The setup
A failed eval without trace context is a fortune cookie. You know something went wrong, but not where. Traces turn failed examples into debuggable artifacts: inputs, prompts, tool calls, retrieval results, model outputs, judge output, and timing.
Picture this
Mental model
Attach every score to a run id. The run should preserve model version, prompt version, data version, retrieved docs, tool responses, judge prompt, and score explanation. If you cannot reproduce it, you cannot confidently fix it.
Good
The good version lets a developer open a failed example and see the exact chain of events. It tags failures by component so product fixes do not all become prompt tweaks.
Bad
The bad version stores only final answer and score. When the score drops, everyone debates from memory. This is called observability if you squint and have no standards.
Ugly
The ugly reality is storage and privacy. Traces may include sensitive data.
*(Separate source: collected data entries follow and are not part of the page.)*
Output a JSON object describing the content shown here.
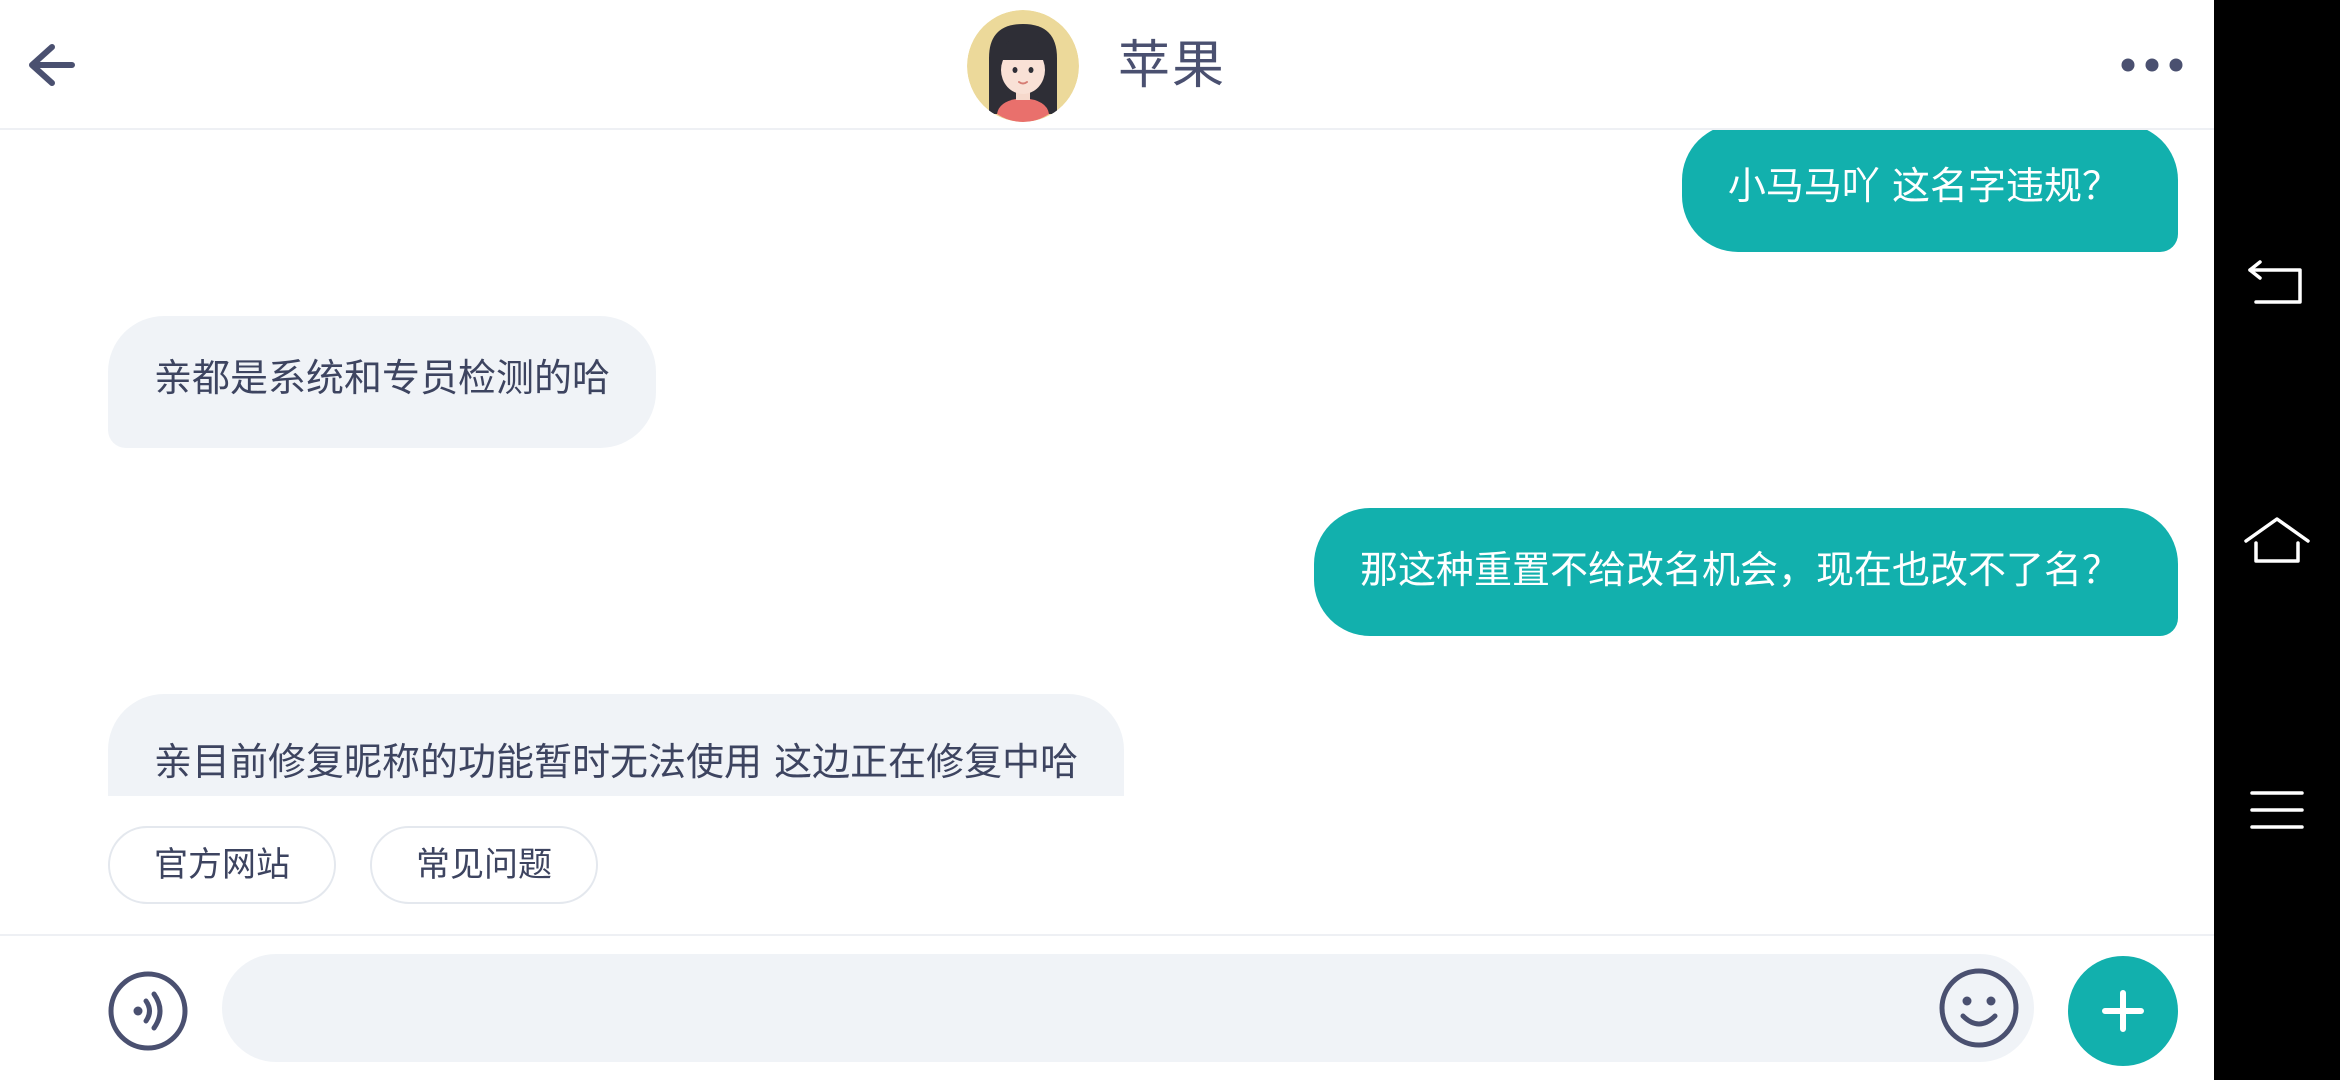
{
  "header": {
    "contact_name": "苹果"
  },
  "messages": [
    {
      "direction": "out",
      "text": "小马马吖 这名字违规？"
    },
    {
      "direction": "in",
      "text": "亲都是系统和专员检测的哈"
    },
    {
      "direction": "out",
      "text": "那这种重置不给改名机会，现在也改不了名？"
    },
    {
      "direction": "in",
      "text": "亲目前修复昵称的功能暂时无法使用 这边正在修复中哈"
    }
  ],
  "quick_replies": [
    "官方网站",
    "常见问题"
  ],
  "input": {
    "value": "",
    "placeholder": ""
  },
  "icons": {
    "back": "arrow-left-icon",
    "more": "more-dots-icon",
    "voice": "voice-icon",
    "emoji": "smile-emoji-icon",
    "plus": "plus-icon",
    "nav_back": "nav-back-icon",
    "nav_home": "nav-home-icon",
    "nav_menu": "nav-menu-icon"
  },
  "colors": {
    "accent": "#12b0ad",
    "bubble_in": "#f0f3f7",
    "text_primary": "#3d4460",
    "icon": "#4a5070",
    "navbar": "#000000"
  }
}
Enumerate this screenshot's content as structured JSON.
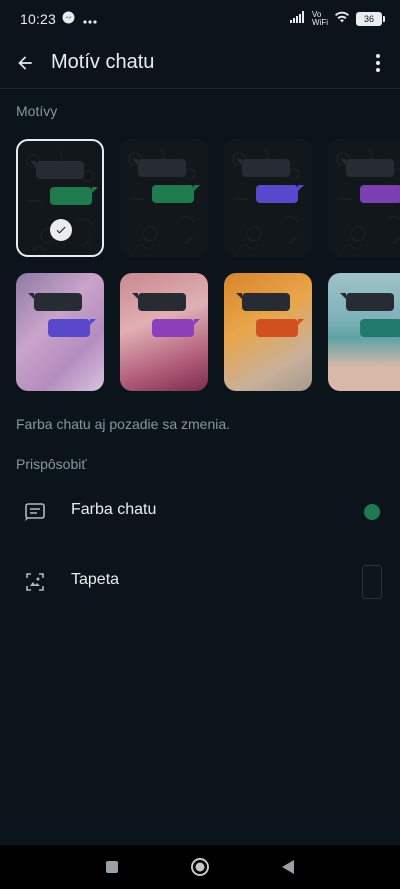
{
  "status": {
    "time": "10:23",
    "vowifi_top": "Vo",
    "vowifi_bottom": "WiFi",
    "battery": "36"
  },
  "appbar": {
    "title": "Motív chatu"
  },
  "themes": {
    "section_title": "Motívy",
    "dark_tiles": [
      {
        "accent": "#1f7a4d",
        "selected": true
      },
      {
        "accent": "#1f7a4d",
        "selected": false
      },
      {
        "accent": "#5a48cc",
        "selected": false
      },
      {
        "accent": "#7b3fb0",
        "selected": false
      }
    ],
    "image_tiles": [
      {
        "accent": "#5a48cc",
        "bg": "linear-gradient(135deg,#8e7aa6,#c9a3c8 40%,#b48dc0 70%,#d9c2df)"
      },
      {
        "accent": "#8c3fb8",
        "bg": "linear-gradient(160deg,#c9898f,#e0b0b4 40%,#b05b78 75%,#7a2e4e)"
      },
      {
        "accent": "#d0511e",
        "bg": "linear-gradient(150deg,#d9852a,#e8a54a 40%,#c9b09a 75%,#a49a8f)"
      },
      {
        "accent": "#1f7a6d",
        "bg": "linear-gradient(180deg,#9fc2c9,#7eb1b8 40%,#5fa3a6 55%,#d8b8a8 80%)"
      }
    ]
  },
  "note": "Farba chatu aj pozadie sa zmenia.",
  "customize": {
    "section_title": "Prispôsobiť",
    "chat_color_label": "Farba chatu",
    "chat_color_value": "#1f7a4d",
    "wallpaper_label": "Tapeta"
  }
}
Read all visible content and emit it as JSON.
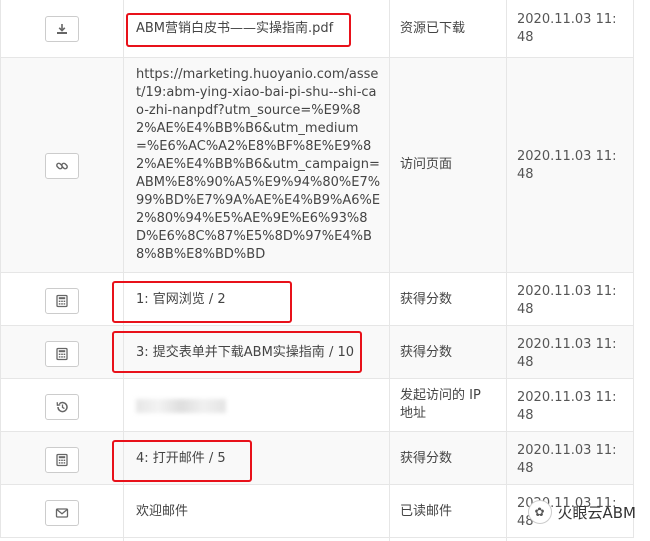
{
  "rows": [
    {
      "icon": "download-icon",
      "description": "ABM营销白皮书——实操指南.pdf",
      "type": "资源已下载",
      "time": "2020.11.03 11:48"
    },
    {
      "icon": "link-icon",
      "description": "https://marketing.huoyanio.com/asset/19:abm-ying-xiao-bai-pi-shu--shi-cao-zhi-nanpdf?utm_source=%E9%82%AE%E4%BB%B6&utm_medium=%E6%AC%A2%E8%BF%8E%E9%82%AE%E4%BB%B6&utm_campaign=ABM%E8%90%A5%E9%94%80%E7%99%BD%E7%9A%AE%E4%B9%A6%E2%80%94%E5%AE%9E%E6%93%8D%E6%8C%87%E5%8D%97%E4%B8%8B%E8%BD%BD",
      "type": "访问页面",
      "time": "2020.11.03 11:48"
    },
    {
      "icon": "calculator-icon",
      "description": "1: 官网浏览 / 2",
      "type": "获得分数",
      "time": "2020.11.03 11:48"
    },
    {
      "icon": "calculator-icon",
      "description": "3: 提交表单并下载ABM实操指南 / 10",
      "type": "获得分数",
      "time": "2020.11.03 11:48"
    },
    {
      "icon": "history-icon",
      "description": "",
      "type": "发起访问的 IP 地址",
      "time": "2020.11.03 11:48"
    },
    {
      "icon": "calculator-icon",
      "description": "4: 打开邮件 / 5",
      "type": "获得分数",
      "time": "2020.11.03 11:48"
    },
    {
      "icon": "envelope-icon",
      "description": "欢迎邮件",
      "type": "已读邮件",
      "time": "2020.11.03 11:48"
    }
  ],
  "watermark": {
    "text": "火眼云ABM"
  },
  "colors": {
    "highlight": "#e8111a",
    "border": "#e6e6e6",
    "alt_row": "#f9f9f9"
  }
}
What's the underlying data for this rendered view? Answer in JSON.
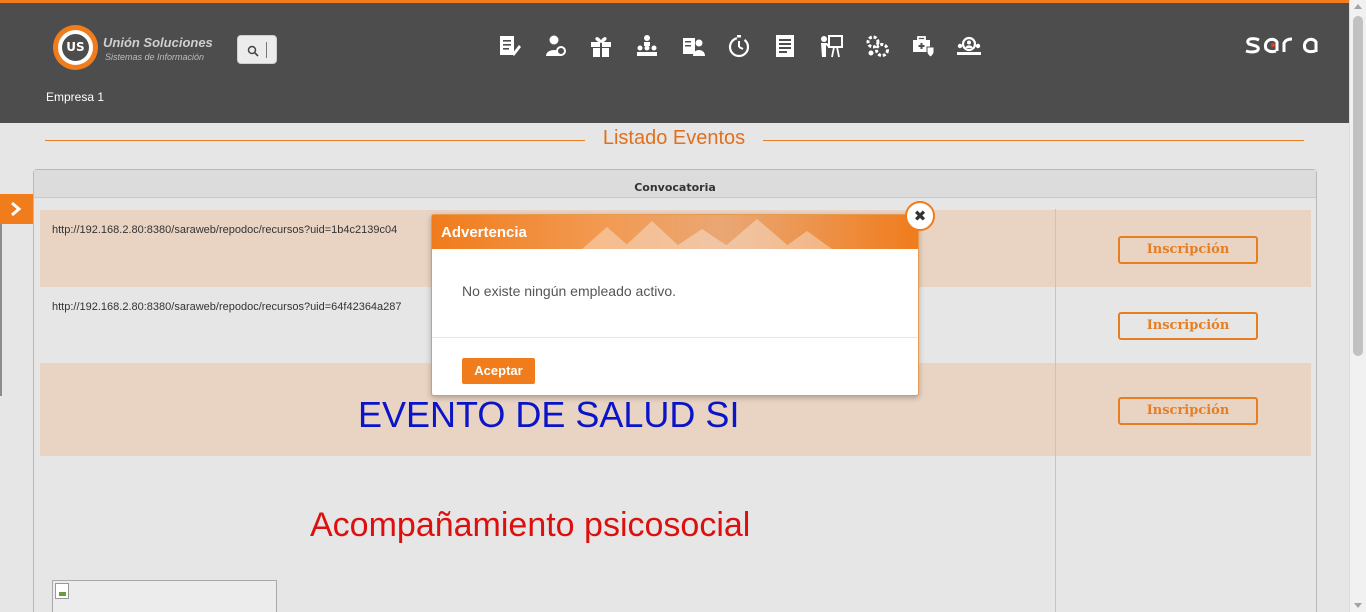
{
  "header": {
    "logo": {
      "mark": "US",
      "title": "Unión Soluciones",
      "subtitle": "Sistemas de Información"
    },
    "company": "Empresa 1",
    "brand": "sara",
    "nav_icons": [
      "document-edit-icon",
      "user-settings-icon",
      "gift-icon",
      "org-chart-icon",
      "user-id-icon",
      "timer-icon",
      "form-list-icon",
      "presentation-icon",
      "gears-icon",
      "medical-kit-icon",
      "group-search-icon"
    ]
  },
  "page": {
    "title": "Listado Eventos"
  },
  "table": {
    "header": "Convocatoria",
    "rows": [
      {
        "url": "http://192.168.2.80:8380/saraweb/repodoc/recursos?uid=1b4c2139c04",
        "button": "Inscripción"
      },
      {
        "url": "http://192.168.2.80:8380/saraweb/repodoc/recursos?uid=64f42364a287",
        "button": "Inscripción"
      },
      {
        "text": "EVENTO DE SALUD SI",
        "button": "Inscripción"
      },
      {
        "text": "Acompañamiento psicosocial"
      }
    ]
  },
  "modal": {
    "title": "Advertencia",
    "message": "No existe ningún empleado activo.",
    "accept": "Aceptar",
    "close": "✖"
  },
  "colors": {
    "accent": "#f07c1c",
    "header_bg": "#4d4d4d",
    "row_alt": "#e9d4c4",
    "blue_text": "#0a14c8",
    "red_text": "#dd1010"
  }
}
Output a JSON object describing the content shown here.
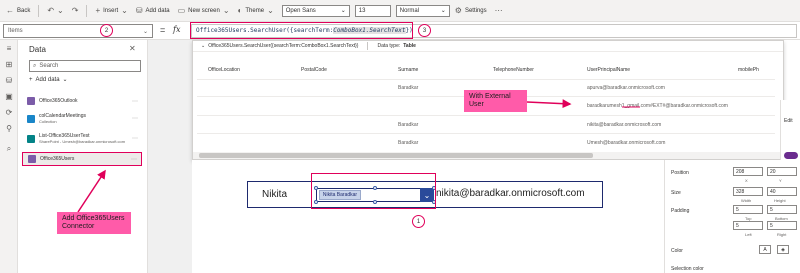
{
  "toolbar": {
    "back": "Back",
    "insert": "Insert",
    "add_data": "Add data",
    "new_screen": "New screen",
    "theme": "Theme",
    "font": "Open Sans",
    "font_size": "13",
    "font_weight": "Normal",
    "settings": "Settings"
  },
  "formula_bar": {
    "property": "Items",
    "fx": "fx",
    "formula_pre": "Office365Users.SearchUser({searchTerm:",
    "formula_hl": "ComboBox1.SearchText",
    "formula_post": "})"
  },
  "data_panel": {
    "title": "Data",
    "search_placeholder": "Search",
    "add_data": "Add data",
    "sources": [
      {
        "name": "Office365Outlook",
        "sub": ""
      },
      {
        "name": "colCalendarMeetings",
        "sub": "Collection"
      },
      {
        "name": "List-Office365UserTest",
        "sub": "SharePoint - Umesh@baradkar.onmicrosoft.com"
      },
      {
        "name": "Office365Users",
        "sub": ""
      }
    ]
  },
  "data_popup": {
    "expr": "Office365Users.SearchUser({searchTerm:ComboBox1.SearchText})",
    "type_label": "Data type:",
    "type_value": "Table",
    "columns": [
      "OfficeLocation",
      "PostalCode",
      "Surname",
      "TelephoneNumber",
      "UserPrincipalName",
      "mobilePh"
    ],
    "rows": [
      {
        "surname": "Baradkar",
        "upn": "apurva@baradkar.onmicrosoft.com"
      },
      {
        "surname": "",
        "upn": "baradkarumesh1_gmail.com#EXT#@baradkar.onmicrosoft.com"
      },
      {
        "surname": "Baradkar",
        "upn": "nikita@baradkar.onmicrosoft.com"
      },
      {
        "surname": "Baradkar",
        "upn": "Umesh@baradkar.onmicrosoft.com"
      }
    ]
  },
  "app": {
    "name_label": "Nikita",
    "combo_value": "Nikita Baradkar",
    "email": "nikita@baradkar.onmicrosoft.com"
  },
  "properties": {
    "position": "Position",
    "x": "208",
    "y": "20",
    "x_lbl": "X",
    "y_lbl": "Y",
    "size": "Size",
    "w": "328",
    "h": "40",
    "w_lbl": "Width",
    "h_lbl": "Height",
    "padding": "Padding",
    "pad_top": "5",
    "pad_bottom": "5",
    "top_lbl": "Top",
    "bottom_lbl": "Bottom",
    "pad_left": "5",
    "pad_right": "5",
    "left_lbl": "Left",
    "right_lbl": "Right",
    "color": "Color",
    "selection_color": "Selection color",
    "edit": "Edit"
  },
  "annotations": {
    "badge1": "1",
    "badge2": "2",
    "badge3": "3",
    "callout_connector": "Add Office365Users Connector",
    "callout_external": "With External User"
  },
  "colors": {
    "accent": "#e0005a",
    "callout": "#ff5ba9",
    "app_border": "#1e2a6e"
  }
}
Use redaction, retention policy, access control, and sampled retention rather than pretending logs are free.
Artifact to produce
Define trace requirements: identifiers, versions, spans, redaction policy, retention, failure tags, and links from eval report to trace.
Trace review
| Question | Why it matters |
|---|---|
| Can a failed score link to a run trace? | Debugging needs artifacts. |
| Are prompt, model, data, and judge versions captured? | Versions explain regressions. |
| What must be redacted or retained? | Observability still has privacy obligations. |
Chapter takeaway
A failed eval without a trace is just a complaint with formatting. Capture the path, not just the bruise.